DENVER – After months of warnings from the FBI and other internet companies, an estimated 200,000 people across the globe could lose internet access thanks to a malware virus.
The infection, known as the DNS Changer, is the result of a group of hackers that manipulated infected computers to connect to servers that could collect personal information like passwords and be controlled remotely.
“Users of infected machines were unaware that their computers had been compromised—or that the malicious software rendered their machines vulnerable to a host of other viruses.” said a news release from the FBI shortly after the hackers were first arrested in November of 2011.

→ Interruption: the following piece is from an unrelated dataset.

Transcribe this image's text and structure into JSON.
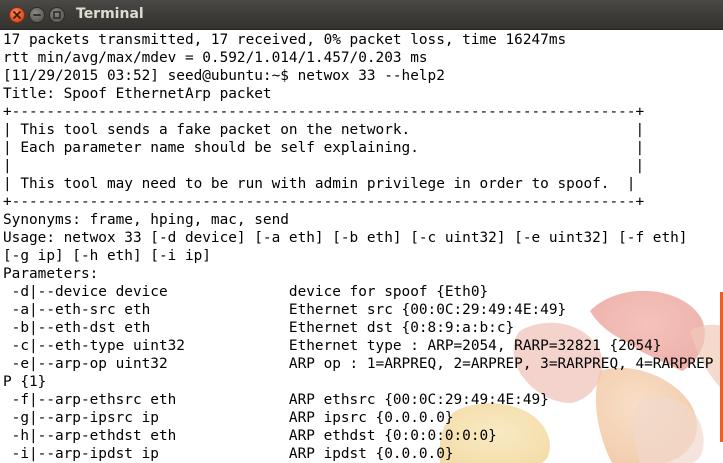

To check to see if your computer’s been infected click here.
Since the hackers were first discovered in November, the FBI has kept some servers running in which infected computers could still connect to in order to gain internet access. Effective July 9, the FBI is expected to shut down those remaining servers, resulting in some disconnects.
“While it is going to be kind of scary and people are going to be worried if they’re going to get cut off or not, I think the outage will be small,” said Charles Tendell, a Denver based computer security expert during an interview with KDVR on Sunday.
The virus had allowed infected computers to be comprised through a system known as DNS or domain name system. That system allows computers to turn domain names like “google.com” into a computer code that allows a user’s system to understand which web server to connect to. In March, FBI officials had been expected to shutdown the DNS hacked servers but that decision was pushed back until July to allow more infected users to be cleaned up.